We also need to rewrite the _setStyle method within MaterialCssVarsService
The main reasoning behind this is due to IE11's restriction on the {element}.style property where {element} is a reference to any DOM Element.
This restriction is that it will only allow CSS Style properties that it supports to be set as an inline style.
Here's an example:
// HTML
<myElement>
</myElement>
// =========
// Set the style in JS
myElement.style = "--primary-color: blue; font-size: 18px;";
// Output in IE
// HTML
<myElement style="font-size: 18px">
</myElement>
As we can see, we've lost the --primary-color: blue', which means a lot of alternatives polyfills fail as they simply can't find the CSS Custom Property to polyfill it.
Therefore, I rewrote the _setStyle method to handle IE11 differently. Instead of setting the style attribute, I get it to set a data attribute. Then using
NOTE: You must overwrite the singleton instance's _setStyle property!
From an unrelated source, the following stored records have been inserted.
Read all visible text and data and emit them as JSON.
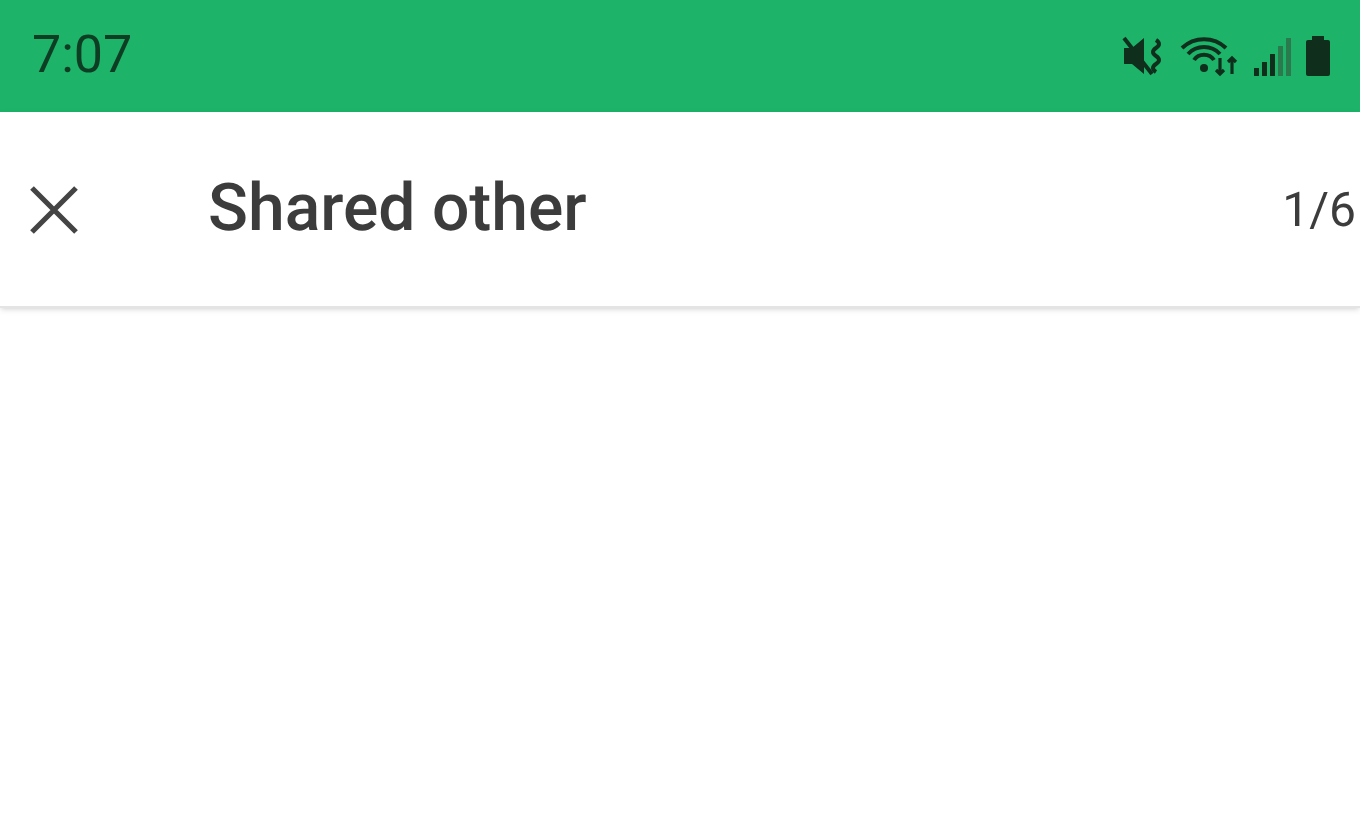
{
  "status_bar": {
    "time": "7:07"
  },
  "header": {
    "title": "Shared other",
    "counter": "1/6"
  }
}
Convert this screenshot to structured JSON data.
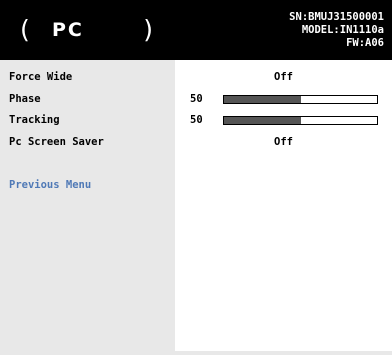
{
  "header": {
    "paren_left": "(",
    "title": "PC",
    "paren_right": ")",
    "serial": "SN:BMUJ31500001",
    "model": "MODEL:IN1110a",
    "firmware": "FW:A06"
  },
  "menu": {
    "items": [
      {
        "label": "Force Wide",
        "value": "Off"
      },
      {
        "label": "Phase",
        "value": "50",
        "level_percent": 50
      },
      {
        "label": "Tracking",
        "value": "50",
        "level_percent": 50
      },
      {
        "label": "Pc Screen Saver",
        "value": "Off"
      }
    ],
    "previous_menu": "Previous Menu"
  },
  "colors": {
    "header_bg": "#000000",
    "left_panel_bg": "#e8e8e8",
    "bar_fill": "#555555",
    "previous_menu_text": "#4f79b6"
  }
}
const existingMethod = service['_setStyle'];
service['_setStyle'] = (vars: { name: string; val: string }[]) => {
existingMethod(vars);
const currentStyle = document.documentElement.getAttribute('data-mat-vars');
const style = vars.reduce(
(styleString: string, cssVar: { name: string; val: string }) => {
styleString += `${cssVar.name}:${cssVar.val};`;
return styleString;
},
currentStyle || ''
);
// Need to set a data attr for IE11 as it's style attr only allows for Style Attrs IE11 supports
document.documentElement.setAttribute('data-mat-vars', style);
};
The next step is to initialise the ponyfill. This should ideally be done after we call our setPrimaryColor and setAccentColor. We want to read in our CSS Custom Props after they have been set by these methods as they will then exist in the DOM. We can read them in as a string and parse them into a key-value pair object the the css-vars-ponyfill accepts:
const documentElement = document.documentElement;
if (documentElement.hasAttribute('data-mat-vars')) {
const customThemePropsString = documentElement.getAttribute('data-mat-vars');
const themeVariablesObj = {};
// Convert from string of css vars into key-value pair
customThemePropsString.split(';').forEach(prop => {
const propParts = prop.split(':');
themeVariablesObj[propParts[0]] = propParts[1];
});
// Let's init the ponyfill with our custom css variables
cssVars({
rootElement: document,
variables: themeVariablesObj,
watch: true
});
}
And voila!
The next step for improving this would be to have an Observable Subject in the service that when _setStyle is called we can run the code to re-gen the themeVariablesObj to continue to allow runtime switching of theme.
@Coly010 thank you very much for sharing!
IE11 support has been deprecated in Angular v12 and removed in Angular v13, so this hack is obsolete now.